Dervish: Midsummer's Night (Whirling Discs)
I wasn't exactly expecting a style revolution from this solid Sligo-based outfit, but with two new fiddlers (Seamus O'Dowd and Tom Morrow) there's more brightness to the crisp, propulsive dance sets: Shane Mitchell's personable accordion wheeze; Liam Kelly's flute scatter on a Gurteen reel; and the fiddles with, I suspect, O'Dowd's in the wilder, scratchier, older idiom; over the crunching off-beats of Michael Holmes' bouzouki and Brian McDonough's winkle-picking mandolins.
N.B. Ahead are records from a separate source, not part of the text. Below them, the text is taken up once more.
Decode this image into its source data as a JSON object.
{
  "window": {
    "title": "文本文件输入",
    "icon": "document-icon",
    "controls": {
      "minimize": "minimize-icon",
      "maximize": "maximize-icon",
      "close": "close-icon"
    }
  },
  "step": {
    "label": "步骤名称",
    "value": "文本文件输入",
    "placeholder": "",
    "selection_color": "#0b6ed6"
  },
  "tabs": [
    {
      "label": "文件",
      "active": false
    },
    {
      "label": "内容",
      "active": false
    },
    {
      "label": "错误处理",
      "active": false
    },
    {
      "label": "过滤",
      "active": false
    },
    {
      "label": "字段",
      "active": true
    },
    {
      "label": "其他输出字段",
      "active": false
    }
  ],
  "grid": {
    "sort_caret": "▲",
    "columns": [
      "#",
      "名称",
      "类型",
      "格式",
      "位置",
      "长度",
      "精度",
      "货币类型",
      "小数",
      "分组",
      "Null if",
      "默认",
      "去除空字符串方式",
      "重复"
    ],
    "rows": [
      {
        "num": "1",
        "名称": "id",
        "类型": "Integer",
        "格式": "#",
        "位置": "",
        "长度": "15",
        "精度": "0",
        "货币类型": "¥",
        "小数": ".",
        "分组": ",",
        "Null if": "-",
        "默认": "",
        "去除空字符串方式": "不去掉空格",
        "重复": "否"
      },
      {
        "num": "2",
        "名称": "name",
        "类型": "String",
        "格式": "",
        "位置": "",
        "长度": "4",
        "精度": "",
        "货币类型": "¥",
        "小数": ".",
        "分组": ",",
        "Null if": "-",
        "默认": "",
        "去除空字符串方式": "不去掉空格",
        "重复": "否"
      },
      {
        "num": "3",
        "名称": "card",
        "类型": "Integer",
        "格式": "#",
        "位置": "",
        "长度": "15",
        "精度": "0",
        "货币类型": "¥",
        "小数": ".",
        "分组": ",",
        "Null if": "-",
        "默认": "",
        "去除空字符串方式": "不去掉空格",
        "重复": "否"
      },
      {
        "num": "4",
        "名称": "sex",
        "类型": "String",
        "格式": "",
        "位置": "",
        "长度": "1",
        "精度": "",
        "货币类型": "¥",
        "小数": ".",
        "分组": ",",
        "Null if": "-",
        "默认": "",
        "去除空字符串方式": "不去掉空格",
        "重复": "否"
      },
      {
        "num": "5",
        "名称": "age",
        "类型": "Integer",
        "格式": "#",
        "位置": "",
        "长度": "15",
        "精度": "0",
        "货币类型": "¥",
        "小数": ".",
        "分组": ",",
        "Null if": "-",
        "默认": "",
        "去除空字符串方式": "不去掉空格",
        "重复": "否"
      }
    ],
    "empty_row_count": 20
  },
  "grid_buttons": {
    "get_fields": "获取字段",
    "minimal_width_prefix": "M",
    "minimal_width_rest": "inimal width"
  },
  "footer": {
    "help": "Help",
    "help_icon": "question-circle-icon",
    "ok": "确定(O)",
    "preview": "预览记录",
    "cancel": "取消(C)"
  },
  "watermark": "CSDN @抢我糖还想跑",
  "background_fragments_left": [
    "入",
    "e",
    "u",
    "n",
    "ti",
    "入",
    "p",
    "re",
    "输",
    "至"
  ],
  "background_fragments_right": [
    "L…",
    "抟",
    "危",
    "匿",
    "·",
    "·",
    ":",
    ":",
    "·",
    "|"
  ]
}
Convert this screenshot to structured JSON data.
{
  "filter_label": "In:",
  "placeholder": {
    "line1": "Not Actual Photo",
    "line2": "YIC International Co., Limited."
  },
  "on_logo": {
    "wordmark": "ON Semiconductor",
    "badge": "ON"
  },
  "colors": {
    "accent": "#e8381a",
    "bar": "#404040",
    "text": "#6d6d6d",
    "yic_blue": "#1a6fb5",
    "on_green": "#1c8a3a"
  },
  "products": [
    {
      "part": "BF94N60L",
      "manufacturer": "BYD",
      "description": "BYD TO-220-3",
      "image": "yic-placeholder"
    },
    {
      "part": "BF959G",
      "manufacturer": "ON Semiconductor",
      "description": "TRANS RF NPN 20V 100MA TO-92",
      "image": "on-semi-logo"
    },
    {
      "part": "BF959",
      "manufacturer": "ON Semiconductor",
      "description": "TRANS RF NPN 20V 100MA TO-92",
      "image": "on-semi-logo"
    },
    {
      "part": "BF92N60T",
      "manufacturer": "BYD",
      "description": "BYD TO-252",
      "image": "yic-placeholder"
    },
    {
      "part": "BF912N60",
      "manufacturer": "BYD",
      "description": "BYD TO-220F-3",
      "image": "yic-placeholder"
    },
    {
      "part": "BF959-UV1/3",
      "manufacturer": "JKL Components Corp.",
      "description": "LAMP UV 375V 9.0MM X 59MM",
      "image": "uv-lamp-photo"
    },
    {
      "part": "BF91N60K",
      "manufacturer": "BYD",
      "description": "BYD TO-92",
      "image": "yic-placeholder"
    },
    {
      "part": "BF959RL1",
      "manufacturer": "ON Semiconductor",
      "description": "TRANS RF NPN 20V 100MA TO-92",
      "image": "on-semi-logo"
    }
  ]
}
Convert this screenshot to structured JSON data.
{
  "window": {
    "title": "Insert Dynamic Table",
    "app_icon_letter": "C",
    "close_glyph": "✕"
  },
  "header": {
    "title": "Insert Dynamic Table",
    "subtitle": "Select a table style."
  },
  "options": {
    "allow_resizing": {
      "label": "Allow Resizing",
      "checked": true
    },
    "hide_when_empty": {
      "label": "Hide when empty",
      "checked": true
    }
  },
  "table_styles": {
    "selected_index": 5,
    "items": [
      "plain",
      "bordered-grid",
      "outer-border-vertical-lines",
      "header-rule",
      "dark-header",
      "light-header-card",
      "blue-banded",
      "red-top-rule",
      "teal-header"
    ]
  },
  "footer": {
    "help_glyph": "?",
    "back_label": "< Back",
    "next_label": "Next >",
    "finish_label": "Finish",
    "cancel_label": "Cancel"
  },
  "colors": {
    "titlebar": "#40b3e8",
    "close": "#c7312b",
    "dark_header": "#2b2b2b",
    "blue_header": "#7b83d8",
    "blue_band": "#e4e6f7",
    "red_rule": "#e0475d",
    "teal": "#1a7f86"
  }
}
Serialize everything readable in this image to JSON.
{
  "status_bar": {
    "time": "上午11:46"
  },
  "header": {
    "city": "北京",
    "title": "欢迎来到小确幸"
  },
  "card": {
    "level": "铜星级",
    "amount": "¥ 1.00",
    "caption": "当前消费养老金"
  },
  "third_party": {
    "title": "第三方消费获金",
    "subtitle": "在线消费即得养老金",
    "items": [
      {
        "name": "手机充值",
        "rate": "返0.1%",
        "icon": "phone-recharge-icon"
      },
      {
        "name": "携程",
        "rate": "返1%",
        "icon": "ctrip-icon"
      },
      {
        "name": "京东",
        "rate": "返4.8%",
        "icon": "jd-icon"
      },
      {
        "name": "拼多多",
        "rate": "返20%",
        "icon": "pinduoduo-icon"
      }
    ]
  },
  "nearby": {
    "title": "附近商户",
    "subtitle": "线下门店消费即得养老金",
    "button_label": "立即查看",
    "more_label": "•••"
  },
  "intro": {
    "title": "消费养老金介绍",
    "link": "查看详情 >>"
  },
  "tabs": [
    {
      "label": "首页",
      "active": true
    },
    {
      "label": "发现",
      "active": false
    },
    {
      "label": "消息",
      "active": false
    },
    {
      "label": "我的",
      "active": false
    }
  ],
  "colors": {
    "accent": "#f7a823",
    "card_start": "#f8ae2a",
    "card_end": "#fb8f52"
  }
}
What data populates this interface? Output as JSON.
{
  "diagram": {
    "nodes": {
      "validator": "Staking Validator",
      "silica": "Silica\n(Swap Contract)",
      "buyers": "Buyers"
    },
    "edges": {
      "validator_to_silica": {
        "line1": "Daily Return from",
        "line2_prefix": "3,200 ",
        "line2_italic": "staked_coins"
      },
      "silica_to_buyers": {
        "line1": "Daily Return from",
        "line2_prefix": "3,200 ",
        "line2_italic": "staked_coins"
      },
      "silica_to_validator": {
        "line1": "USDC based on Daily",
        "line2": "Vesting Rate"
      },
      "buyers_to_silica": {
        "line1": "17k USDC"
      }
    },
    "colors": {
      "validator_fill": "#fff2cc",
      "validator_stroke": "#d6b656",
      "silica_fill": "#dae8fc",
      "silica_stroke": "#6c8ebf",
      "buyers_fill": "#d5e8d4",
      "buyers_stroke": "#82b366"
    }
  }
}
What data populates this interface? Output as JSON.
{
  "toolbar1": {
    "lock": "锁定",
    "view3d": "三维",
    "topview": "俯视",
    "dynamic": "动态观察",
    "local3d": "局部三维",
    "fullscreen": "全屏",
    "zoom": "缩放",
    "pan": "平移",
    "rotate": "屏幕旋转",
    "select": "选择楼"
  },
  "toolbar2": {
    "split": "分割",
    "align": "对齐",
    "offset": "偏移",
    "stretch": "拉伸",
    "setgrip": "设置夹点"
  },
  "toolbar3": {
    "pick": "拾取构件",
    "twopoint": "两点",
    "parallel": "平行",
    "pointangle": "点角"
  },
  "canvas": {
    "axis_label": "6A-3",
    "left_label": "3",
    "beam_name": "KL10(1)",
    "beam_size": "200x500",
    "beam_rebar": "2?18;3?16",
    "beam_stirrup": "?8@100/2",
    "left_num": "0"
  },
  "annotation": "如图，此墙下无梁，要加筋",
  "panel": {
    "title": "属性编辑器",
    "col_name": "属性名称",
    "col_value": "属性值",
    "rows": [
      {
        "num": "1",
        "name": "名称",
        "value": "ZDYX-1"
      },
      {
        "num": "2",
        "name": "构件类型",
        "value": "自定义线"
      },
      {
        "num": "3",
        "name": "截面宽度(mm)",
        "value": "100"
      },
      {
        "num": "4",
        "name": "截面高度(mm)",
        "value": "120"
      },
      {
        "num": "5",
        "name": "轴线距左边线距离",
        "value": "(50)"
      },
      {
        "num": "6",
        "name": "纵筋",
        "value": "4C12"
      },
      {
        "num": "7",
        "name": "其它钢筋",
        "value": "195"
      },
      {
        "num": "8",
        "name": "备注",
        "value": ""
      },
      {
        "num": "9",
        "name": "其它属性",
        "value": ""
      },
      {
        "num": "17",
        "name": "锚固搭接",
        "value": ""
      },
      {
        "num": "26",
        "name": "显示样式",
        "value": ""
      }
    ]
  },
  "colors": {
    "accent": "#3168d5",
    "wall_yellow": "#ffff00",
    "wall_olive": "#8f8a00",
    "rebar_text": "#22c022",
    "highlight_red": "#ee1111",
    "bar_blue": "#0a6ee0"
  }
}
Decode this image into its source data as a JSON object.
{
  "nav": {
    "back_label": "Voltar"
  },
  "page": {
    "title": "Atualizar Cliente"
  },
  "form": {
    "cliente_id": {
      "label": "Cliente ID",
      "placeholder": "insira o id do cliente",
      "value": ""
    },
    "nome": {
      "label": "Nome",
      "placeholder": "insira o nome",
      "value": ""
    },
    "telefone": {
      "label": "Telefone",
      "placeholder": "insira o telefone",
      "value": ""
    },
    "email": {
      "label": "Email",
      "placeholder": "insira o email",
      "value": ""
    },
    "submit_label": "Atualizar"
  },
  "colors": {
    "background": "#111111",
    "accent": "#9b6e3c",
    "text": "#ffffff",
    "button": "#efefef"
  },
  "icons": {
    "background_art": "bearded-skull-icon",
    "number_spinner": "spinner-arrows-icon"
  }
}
Cathy Jordan's songs are nicely sourced, with a drowsier, bluesier feel nowadays to her beautifully ornamented tinker's lilt; and the belt she gets out of Bould Doherty makes for an angry, rowling pleasure.
- Mic Moroney
Michael O'Duffy: The Golden Voice of Ireland (Pulse Records)
Whiplash into the past with this stirring, once-famous Derry-born crooner; the bleached brogue and Count-John high tenor tackling the Fenian toast of Rising of the Moon, The Kerry Dances, etc; and ould humours like One-Eyed Riley and Leprechaun Lullaby - all spread over lush, twinkly, green-spangled American orchestration, or chilly Hammond organ, like something from the ballroom in The Shining. You wouldn't recognise your Lovely Derry, Green Glens of Antrim, or house prices in Ballyjamesduff from this dead, parallel universe of rosy-cheeked colleens and old companions. But if you're caught between emotion and excruciation - as Anthony Clare once said of Christmas-haters - you probably had an unhappy childhood.